Before 2,000 faithful gathered for the general audience in Paul VI Hall, the Pope reflected on Psalm 41[42], where the man at prayer feels derided in a hostile environment of unbelievers who ask him, “Where is your God?” Within this environment, the Psalmist asks God: “Why do you forget me?”

“Will God be able to be silent in face of these parched lips that cry out, this tormented soul, this face that is about to be submerged in a sea of mire?” the Bishop of Rome asked.

“Certainly not!” he replied. In prayer, the believer will discover that God never abandons him, and that life is a never-ending search for him, the Pope said.

The Holy Father was continuing his yearlong series of meditations on the Psalms and canticles of the Old Testament.

Here is, precisely, the inspired intuition of this “veritable jewel of faith and poetry,” as the Pope described the Psalm, in which every man and woman is represented in the image of a “thirsty deer, with a parched throat,” which “cries out its lament in an arid desert, longing for the fresh waters of a stream.”

It is the symbol of the believer, who when praying “tends with his whole being, body and spirit, toward the Lord, who seems far away but at the same time is needed: ´My being thirsts for God, the living God,´” the Holy Father explained.

“It is not accidental that a long tradition describes prayer as ´breath,´ as something original, necessary, fundamental, vital breath,” John Paul II said.

Thus prayer becomes life, and life is a never-ending search for God, the Pope added, referring to Origen, the early Christian writer.

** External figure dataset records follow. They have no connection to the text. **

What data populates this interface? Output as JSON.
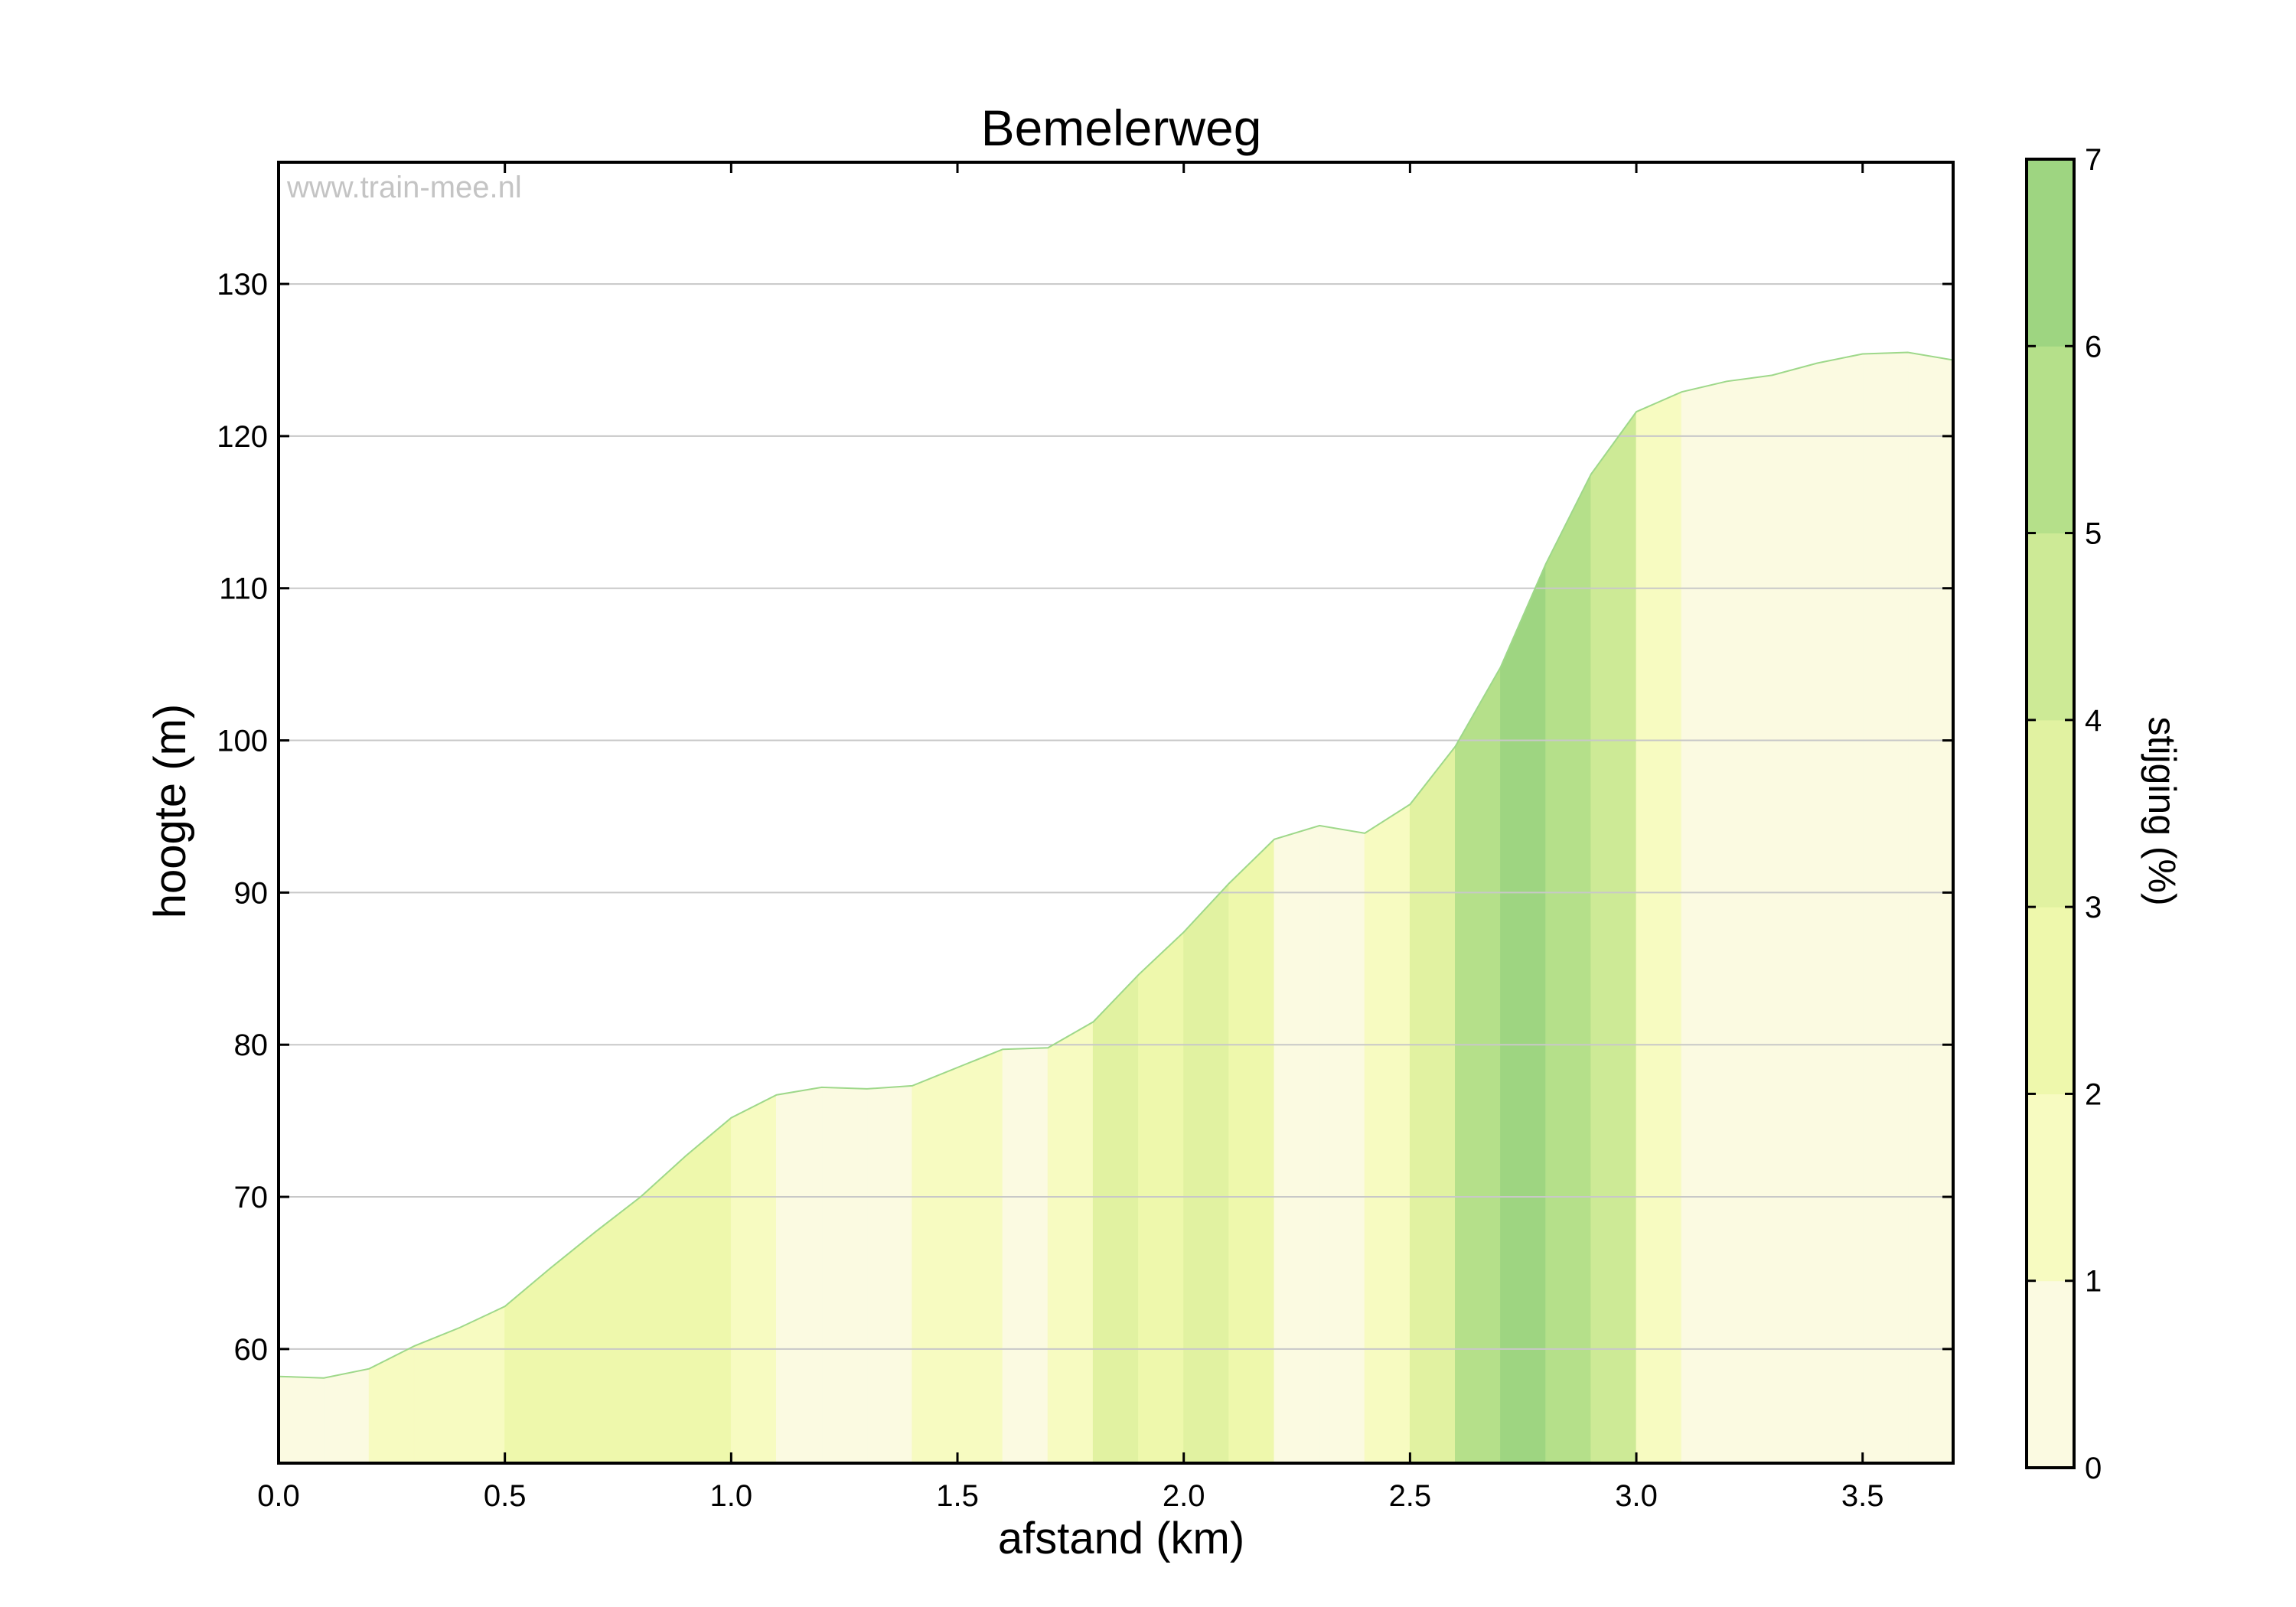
{
  "chart_data": {
    "type": "area",
    "title": "Bemelerweg",
    "xlabel": "afstand (km)",
    "ylabel": "hoogte (m)",
    "watermark": "www.train-mee.nl",
    "xlim": [
      0,
      3.7
    ],
    "ylim": [
      52.5,
      138
    ],
    "x_ticks": [
      0.0,
      0.5,
      1.0,
      1.5,
      2.0,
      2.5,
      3.0,
      3.5
    ],
    "x_tick_labels": [
      "0.0",
      "0.5",
      "1.0",
      "1.5",
      "2.0",
      "2.5",
      "3.0",
      "3.5"
    ],
    "y_ticks": [
      60,
      70,
      80,
      90,
      100,
      110,
      120,
      130
    ],
    "y_tick_labels": [
      "60",
      "70",
      "80",
      "90",
      "100",
      "110",
      "120",
      "130"
    ],
    "grid": "horizontal",
    "line_color": "#9ed88a",
    "profile": [
      {
        "x": 0.0,
        "y": 58.2
      },
      {
        "x": 0.1,
        "y": 58.1
      },
      {
        "x": 0.2,
        "y": 58.7
      },
      {
        "x": 0.3,
        "y": 60.2
      },
      {
        "x": 0.4,
        "y": 61.4
      },
      {
        "x": 0.5,
        "y": 62.8
      },
      {
        "x": 0.6,
        "y": 65.3
      },
      {
        "x": 0.7,
        "y": 67.7
      },
      {
        "x": 0.8,
        "y": 70.0
      },
      {
        "x": 0.9,
        "y": 72.7
      },
      {
        "x": 1.0,
        "y": 75.2
      },
      {
        "x": 1.1,
        "y": 76.7
      },
      {
        "x": 1.2,
        "y": 77.2
      },
      {
        "x": 1.3,
        "y": 77.1
      },
      {
        "x": 1.4,
        "y": 77.3
      },
      {
        "x": 1.5,
        "y": 78.5
      },
      {
        "x": 1.6,
        "y": 79.7
      },
      {
        "x": 1.7,
        "y": 79.8
      },
      {
        "x": 1.8,
        "y": 81.5
      },
      {
        "x": 1.9,
        "y": 84.6
      },
      {
        "x": 2.0,
        "y": 87.4
      },
      {
        "x": 2.1,
        "y": 90.6
      },
      {
        "x": 2.2,
        "y": 93.5
      },
      {
        "x": 2.3,
        "y": 94.4
      },
      {
        "x": 2.4,
        "y": 93.9
      },
      {
        "x": 2.5,
        "y": 95.8
      },
      {
        "x": 2.6,
        "y": 99.6
      },
      {
        "x": 2.7,
        "y": 104.8
      },
      {
        "x": 2.8,
        "y": 111.6
      },
      {
        "x": 2.9,
        "y": 117.5
      },
      {
        "x": 3.0,
        "y": 121.6
      },
      {
        "x": 3.1,
        "y": 122.9
      },
      {
        "x": 3.2,
        "y": 123.6
      },
      {
        "x": 3.3,
        "y": 124.0
      },
      {
        "x": 3.4,
        "y": 124.8
      },
      {
        "x": 3.5,
        "y": 125.4
      },
      {
        "x": 3.6,
        "y": 125.5
      },
      {
        "x": 3.7,
        "y": 125.0
      }
    ],
    "colorbar": {
      "label": "stijging (%)",
      "range": [
        0,
        7
      ],
      "ticks": [
        0,
        1,
        2,
        3,
        4,
        5,
        6,
        7
      ],
      "tick_labels": [
        "0",
        "1",
        "2",
        "3",
        "4",
        "5",
        "6",
        "7"
      ],
      "colors": [
        "#fbfae1",
        "#f7fbc1",
        "#eef8ac",
        "#e1f2a1",
        "#cdea96",
        "#b5e08a",
        "#9ed581"
      ]
    }
  }
}
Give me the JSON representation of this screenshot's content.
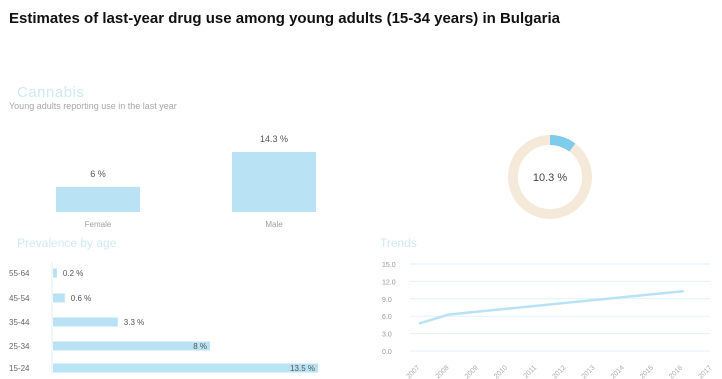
{
  "page": {
    "title": "Estimates of last-year drug use among young adults (15-34 years) in Bulgaria",
    "section_title": "Cannabis",
    "section_subtitle": "Young adults reporting use in the last year"
  },
  "colors": {
    "bar": "#b9e3f5",
    "donut_fill": "#7fcbeb",
    "donut_rest": "#f5ead9",
    "grid": "#e0f2fb",
    "trend_line": "#b9e3f5"
  },
  "chart_data": [
    {
      "type": "bar",
      "name": "gender",
      "categories": [
        "Female",
        "Male"
      ],
      "values": [
        6,
        14.3
      ],
      "value_labels": [
        "6 %",
        "14.3 %"
      ]
    },
    {
      "type": "pie",
      "name": "overall",
      "value": 10.3,
      "label": "10.3 %"
    },
    {
      "type": "bar",
      "name": "age",
      "orientation": "horizontal",
      "title": "Prevalence by age",
      "categories": [
        "55-64",
        "45-54",
        "35-44",
        "25-34",
        "15-24"
      ],
      "values": [
        0.2,
        0.6,
        3.3,
        8,
        13.5
      ],
      "value_labels": [
        "0.2 %",
        "0.6 %",
        "3.3 %",
        "8 %",
        "13.5 %"
      ]
    },
    {
      "type": "line",
      "name": "trends",
      "title": "Trends",
      "x": [
        "2007",
        "2008",
        "2009",
        "2010",
        "2011",
        "2012",
        "2013",
        "2014",
        "2015",
        "2016",
        "2017"
      ],
      "y_ticks": [
        "15.0",
        "12.0",
        "9.0",
        "6.0",
        "3.0",
        "0.0"
      ],
      "ylim": [
        0,
        15
      ],
      "points": [
        {
          "x": "2007",
          "y": 4.8
        },
        {
          "x": "2008",
          "y": 6.3
        },
        {
          "x": "2016",
          "y": 10.3
        }
      ]
    }
  ]
}
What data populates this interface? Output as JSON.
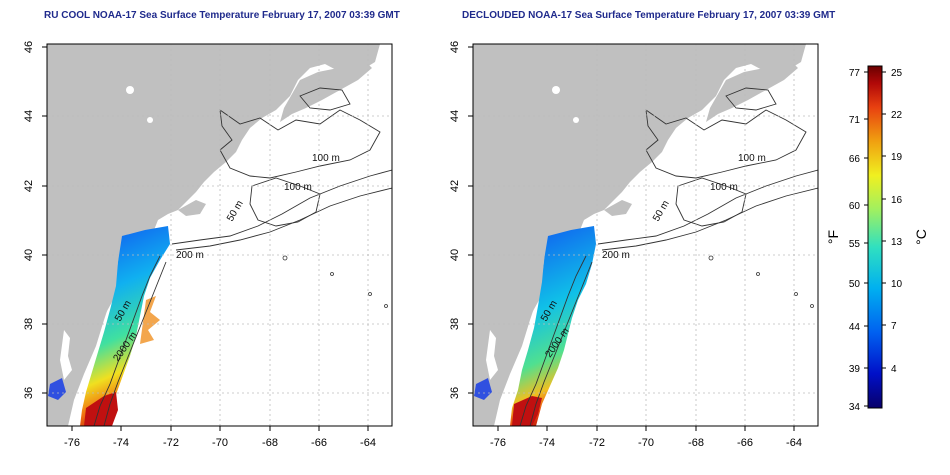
{
  "maps": [
    {
      "id": "left",
      "title": "RU COOL NOAA-17 Sea Surface Temperature February 17, 2007 03:39 GMT",
      "isobath_labels": [
        "100 m",
        "100 m",
        "50 m",
        "200 m",
        "50 m",
        "2000 m"
      ],
      "lat_ticks": [
        "36",
        "38",
        "40",
        "42",
        "44",
        "46"
      ],
      "lon_ticks": [
        "-76",
        "-74",
        "-72",
        "-70",
        "-68",
        "-66",
        "-64"
      ]
    },
    {
      "id": "right",
      "title": "DECLOUDED NOAA-17 Sea Surface Temperature February 17, 2007 03:39 GMT",
      "isobath_labels": [
        "100 m",
        "100 m",
        "50 m",
        "200 m",
        "50 m",
        "2000 m"
      ],
      "lat_ticks": [
        "36",
        "38",
        "40",
        "42",
        "44",
        "46"
      ],
      "lon_ticks": [
        "-76",
        "-74",
        "-72",
        "-70",
        "-68",
        "-66",
        "-64"
      ]
    }
  ],
  "colorbar": {
    "fahrenheit_unit": "°F",
    "celsius_unit": "°C",
    "fahrenheit_ticks": [
      "77",
      "71",
      "66",
      "60",
      "55",
      "50",
      "44",
      "39",
      "34"
    ],
    "celsius_ticks": [
      "25",
      "22",
      "19",
      "16",
      "13",
      "10",
      "7",
      "4"
    ],
    "colors": [
      "#08006a",
      "#0010c8",
      "#0060f0",
      "#00b0f0",
      "#30e0c0",
      "#a0f060",
      "#f0f020",
      "#f0a010",
      "#e84010",
      "#b00808",
      "#6a0000"
    ]
  },
  "colors": {
    "land": "#c0c0c0",
    "water": "#ffffff",
    "grid": "#bcbcbc",
    "contour": "#333333",
    "title": "#1f2a8c"
  }
}
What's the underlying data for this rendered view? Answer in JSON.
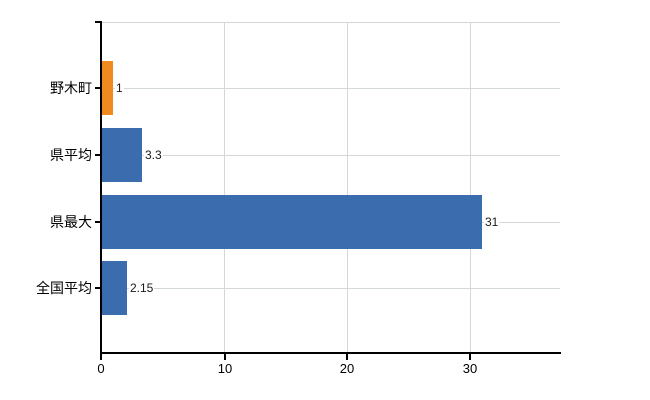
{
  "chart_data": {
    "type": "bar",
    "orientation": "horizontal",
    "title": "",
    "xlabel": "",
    "ylabel": "",
    "categories": [
      "野木町",
      "県平均",
      "県最大",
      "全国平均"
    ],
    "values": [
      1,
      3.3,
      31,
      2.15
    ],
    "value_labels": [
      "1",
      "3.3",
      "31",
      "2.15"
    ],
    "x_ticks": [
      "0",
      "10",
      "20",
      "30"
    ],
    "xlim": [
      0,
      37.3
    ],
    "grid": true,
    "legend": false,
    "bar_colors": [
      "#EE8A20",
      "#3B6CAE",
      "#3B6CAE",
      "#3B6CAE"
    ]
  },
  "colors": {
    "bar_orange": "#EE8A20",
    "bar_blue": "#3B6CAE",
    "gridline": "#D5D9D5",
    "axis": "#000000",
    "background": "#FFFFFF"
  }
}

The author from Alexandria wrote that the “search for God is never-ending, because progress is always possible and necessary,” the Holy Father said.

He quoted Origen at length: “Those who journey on the way to find God´s wisdom do not build stable houses, but portable tents, because they live in constant movement, always going forward, and the more they advance, the more the road opens before them, presenting a horizon that is lost in the immensity.”